Film Indonesia pertama yang saya tonton dengan serius adalah Kiamat Sudah Dekat (2003). Tidak di bioskop, tentunya, melainkan di televisi di suatu malam bulan Ramadhan. Film, ya, bukan serialnya. Karena kemudian, ada serial dengan judul dan plot cerita yang sama, pemeran beberapa tokohnya pun sama. Epic-nya, serial ini booming tidak kalah dengan film aslinya. Kalau diingat-ingat, sepertinya film ini adalah salah satu yang paling awal memberikan saya pelajaran hidup. Begini ceritanya.

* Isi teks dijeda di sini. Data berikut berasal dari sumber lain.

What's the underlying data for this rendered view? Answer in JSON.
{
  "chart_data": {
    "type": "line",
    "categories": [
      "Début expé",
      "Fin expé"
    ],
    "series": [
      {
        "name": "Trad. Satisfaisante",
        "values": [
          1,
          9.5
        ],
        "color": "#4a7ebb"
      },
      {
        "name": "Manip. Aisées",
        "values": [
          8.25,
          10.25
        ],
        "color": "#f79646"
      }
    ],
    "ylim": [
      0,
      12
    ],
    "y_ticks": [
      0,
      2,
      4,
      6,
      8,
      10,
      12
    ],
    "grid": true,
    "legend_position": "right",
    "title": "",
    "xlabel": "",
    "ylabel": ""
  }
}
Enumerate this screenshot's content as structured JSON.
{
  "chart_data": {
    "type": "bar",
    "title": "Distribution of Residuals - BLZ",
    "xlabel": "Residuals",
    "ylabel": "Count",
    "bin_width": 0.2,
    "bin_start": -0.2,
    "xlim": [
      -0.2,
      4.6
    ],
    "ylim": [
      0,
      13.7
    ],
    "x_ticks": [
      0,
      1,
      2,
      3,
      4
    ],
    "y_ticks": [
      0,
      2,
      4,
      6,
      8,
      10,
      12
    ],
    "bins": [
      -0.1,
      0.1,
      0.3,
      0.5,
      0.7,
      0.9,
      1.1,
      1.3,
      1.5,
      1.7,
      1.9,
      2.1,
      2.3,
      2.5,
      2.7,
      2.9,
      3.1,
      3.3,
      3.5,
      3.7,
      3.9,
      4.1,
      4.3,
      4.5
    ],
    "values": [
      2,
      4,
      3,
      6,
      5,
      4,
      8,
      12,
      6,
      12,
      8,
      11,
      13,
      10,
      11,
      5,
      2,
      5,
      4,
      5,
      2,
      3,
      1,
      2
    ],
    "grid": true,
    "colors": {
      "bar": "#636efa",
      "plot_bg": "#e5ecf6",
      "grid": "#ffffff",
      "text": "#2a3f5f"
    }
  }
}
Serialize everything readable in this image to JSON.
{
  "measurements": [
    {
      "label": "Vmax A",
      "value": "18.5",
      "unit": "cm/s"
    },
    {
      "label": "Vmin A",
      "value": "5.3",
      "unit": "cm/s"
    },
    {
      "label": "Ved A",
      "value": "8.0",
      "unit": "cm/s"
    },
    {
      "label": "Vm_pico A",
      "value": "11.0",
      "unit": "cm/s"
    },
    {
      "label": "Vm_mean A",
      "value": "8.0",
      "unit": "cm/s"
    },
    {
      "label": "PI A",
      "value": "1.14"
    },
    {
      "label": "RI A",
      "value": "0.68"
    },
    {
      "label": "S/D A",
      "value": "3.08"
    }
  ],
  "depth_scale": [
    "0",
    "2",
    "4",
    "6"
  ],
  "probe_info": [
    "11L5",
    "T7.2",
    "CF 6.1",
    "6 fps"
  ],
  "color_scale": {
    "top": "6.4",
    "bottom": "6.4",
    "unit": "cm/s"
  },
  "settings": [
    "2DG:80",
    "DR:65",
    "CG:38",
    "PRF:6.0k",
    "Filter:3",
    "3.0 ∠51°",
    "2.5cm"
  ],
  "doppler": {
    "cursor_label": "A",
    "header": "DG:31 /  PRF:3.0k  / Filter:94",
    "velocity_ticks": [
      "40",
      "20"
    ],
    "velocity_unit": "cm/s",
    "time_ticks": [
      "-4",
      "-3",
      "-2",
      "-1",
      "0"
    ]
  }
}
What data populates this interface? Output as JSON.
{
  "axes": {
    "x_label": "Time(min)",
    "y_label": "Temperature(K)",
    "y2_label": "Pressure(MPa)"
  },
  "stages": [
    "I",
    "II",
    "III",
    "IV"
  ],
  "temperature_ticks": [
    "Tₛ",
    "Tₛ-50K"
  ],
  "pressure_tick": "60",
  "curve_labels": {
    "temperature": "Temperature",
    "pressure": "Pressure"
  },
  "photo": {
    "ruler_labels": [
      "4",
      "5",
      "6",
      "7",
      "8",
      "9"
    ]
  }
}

Saya harus mengawalinya dengan mengulas sedikit plot cerita dari film KSD. Tokoh utama pria, bernama Fandi, jatuh cinta dengan tokoh utama wanita, bernama Sarah, yang merupakan anak dari tokoh utama pria lainnya, bernama Haji Romli. Sungguh biasa dan mudah ditebak, bahwa ayahanda dari Sarah adalah sosok penghalang jalan Fandi melampiaskan nafsunya. Juga begitu mudah ditebak, bahwa pada akhirnya Fandi berhasil bersama Sarah.
Ada tiga syarat yang diajukan Haji Romli kepada Fandi kalau mau meminang Sarah. Tidak salah, langsung meminang. Padahal niat Fandi, sebagaimana anak muda urban dan tajir mampus, pengennya macarin Sarah aja. Tapi, Haji Romli nggak mau kompromi sama tanggung jawabnya: anaknya harus sebisa mungkin dijauhkan dari perbuatan-perbuatan yang mendekati kemaksiatan, termasuk pacaran.
Syarat pertama, Fandi harus bisa sholat. Dikasih waktu dua minggu. Dites, lulus. Selanjutnya, harus bisa membaca Al-Qur'an. Dua minggu juga. Lulus. Didorong oleh rasa gengsi dan tidak terima (juga mungkin tidak menyangka bahwa Fandi segigih itu), Haji Romli berniat menggagalkan usaha Fandi dengan memberikan syarat ke-tiga yang--menurutnya sendiri--mustahil bisa dipenuhi. Fandi harus bisa menguasai ilmu ikhlas dalam tenggat waktu yang diberikan, dua minggu.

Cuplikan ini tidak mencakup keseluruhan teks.